Qui peut utiliser Google Pay, la solution de paiement mobile de Google ?

Après Apple et Samsung, Google lance son service de paiement mobile en France. Comme ses concurrents, il ne peut pas être utilisé par qui le veut. Voici qui est concerné et comment l’utiliser.

Crédits: Google.

Payer avec son smartphone en magasin est loin d’être un réflexe pour les Français, même si les solutions se multiplient : Apple Pay, Samsung Pay, Carrefour Pay, Casino avec Lyf Pay… et aujourd’hui Google Pay. 

Google Pay, à quoi ça sert ?


Pour l’utiliser, rien de plus simple : après avoir téléchargé l’application Google Pay sur le Google Play Store, il faut y enregistrer sa ou ses cartes bancaires (lire plus loin).

Google Pay permet aussi les achats en ligne (sur applications mobiles et sur internet) sur les sites qui affichent le bouton “Acheter avec Google Pay”.

Faut-il un smartphone spécifique ?

Oui. Non seulement il faut posséder un smartphone Android (à partir de la version Lollipop 5.0) mais il faut en plus qu’il soit équipé de la fonction NFC. Tous les smartphones haut de gamme en sont équipés (série P et Mate de Huawei, Galaxy S et Note de Samsung, les OnePlus…), ce qui est loin d’être le cas des appareils commercialisés sous les 250 euros. Pour vérifier si votre smartphone est équipé du sans contact, ouvrez les paramètres puis rendez-vous dans la partie connectivité. Si un menu NFC s’affiche, votre smartphone est compatible.

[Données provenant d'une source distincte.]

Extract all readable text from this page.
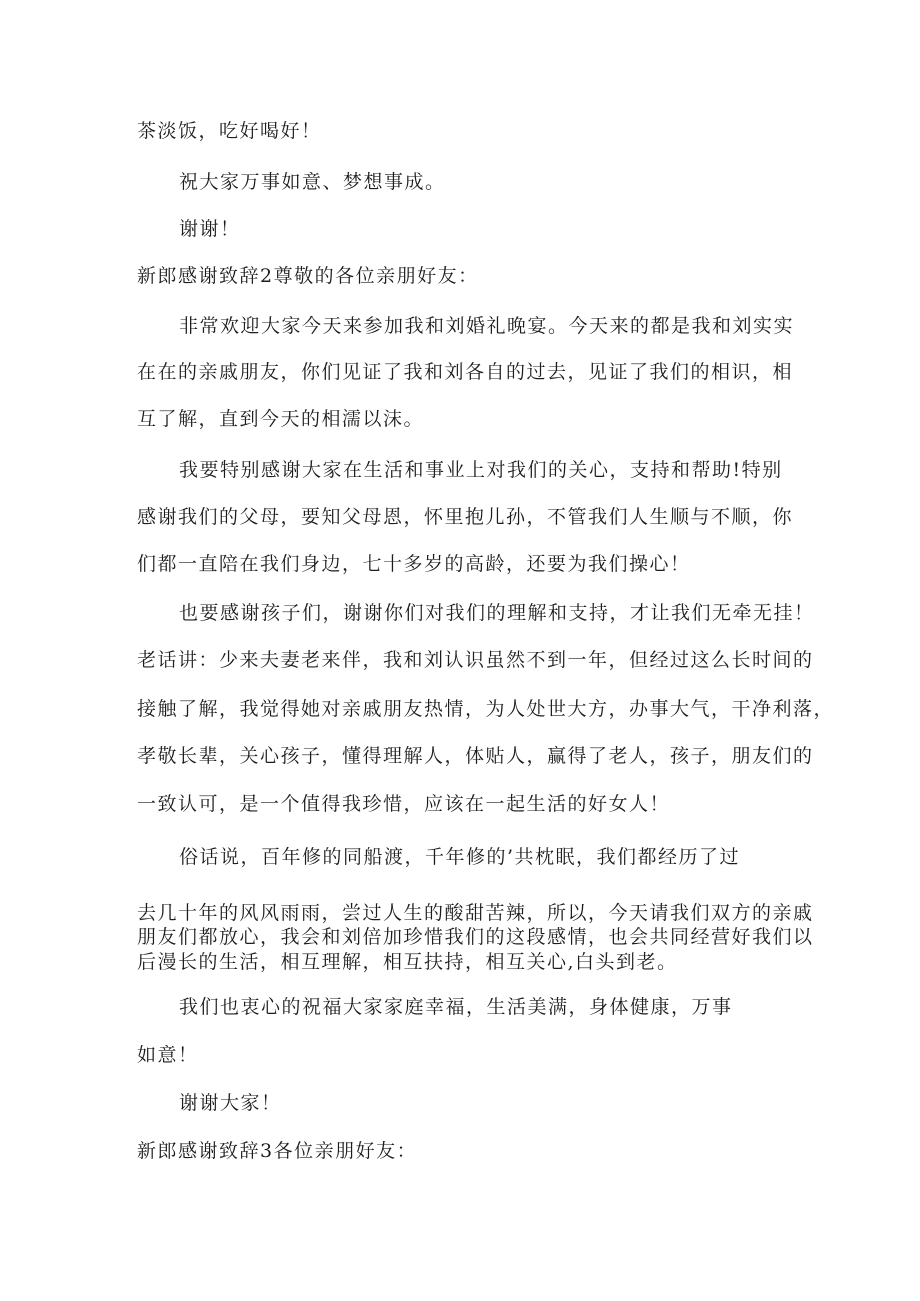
茶淡饭，吃好喝好！
祝大家万事如意、梦想事成。
谢谢！
新郎感谢致辞2尊敬的各位亲朋好友：
非常欢迎大家今天来参加我和刘婚礼晚宴。今天来的都是我和刘实实
在在的亲戚朋友，你们见证了我和刘各自的过去，见证了我们的相识，相
互了解，直到今天的相濡以沫。
我要特别感谢大家在生活和事业上对我们的关心，支持和帮助!特别
感谢我们的父母，要知父母恩，怀里抱儿孙，不管我们人生顺与不顺，你
们都一直陪在我们身边，七十多岁的高龄，还要为我们操心！
也要感谢孩子们，谢谢你们对我们的理解和支持，才让我们无牵无挂！
老话讲：少来夫妻老来伴，我和刘认识虽然不到一年，但经过这么长时间的
接触了解，我觉得她对亲戚朋友热情，为人处世大方，办事大气，干净利落，
孝敬长辈，关心孩子，懂得理解人，体贴人，赢得了老人，孩子，朋友们的
一致认可，是一个值得我珍惜，应该在一起生活的好女人！
俗话说，百年修的同船渡，千年修的’共枕眠，我们都经历了过
去几十年的风风雨雨，尝过人生的酸甜苦辣，所以，今天请我们双方的亲戚
朋友们都放心，我会和刘倍加珍惜我们的这段感情，也会共同经营好我们以
后漫长的生活，相互理解，相互扶持，相互关心,白头到老。
我们也衷心的祝福大家家庭幸福，生活美满，身体健康，万事
如意！
谢谢大家！
新郎感谢致辞3各位亲朋好友：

A noter : sont aussi compatibles les montres et bracelets connectés tournant sous Wear OS (le système d’exploitation pour objets connectés de Google) et équipés d’une puce NFC.

Toutes les cartes bancaires sont-elles compatibles ?

Oui, à condition de le vouloir ! Explications. Pour le moment, Google Pay n’est accessible qu’aux clients d’une poignée d’établissements : Boursorama, la banque en ligne de la Société Générale, et les néobanques N26 et Revolut (clients Mastercard).

Mais ça n’est pas pour autant que les clients des grandes banques (qui ont leur propre système de paiement mobile, Paylib), ne peuvent pas l’utiliser. En effet, Lydia, en tant qu’agrégateur de comptes et de cartes bancaires, permet de contourner le système. Après avoir téléchargé son application, il suffit d’enregistrer le(s) compte(s) de n’importe quelle banque pour payer avec Google Pay. Une possibilité que la fintech avait déjà déployé lors du lancement de Samsung Pay qui n’était alors réservé qu’aux clients des Banques Populaires et des Caisses d’Epargne. Attention, si Lydia est gratuit pour les moins de 25 ans (sans carte physique), le premier forfait ne permet que de réaliser 3 transactions par mois avec sa carte virtuelle (et donc Google Pay), il faut ensuite passer au Lydia Premium qui coûte 2,99€/mois sans carte plastique. 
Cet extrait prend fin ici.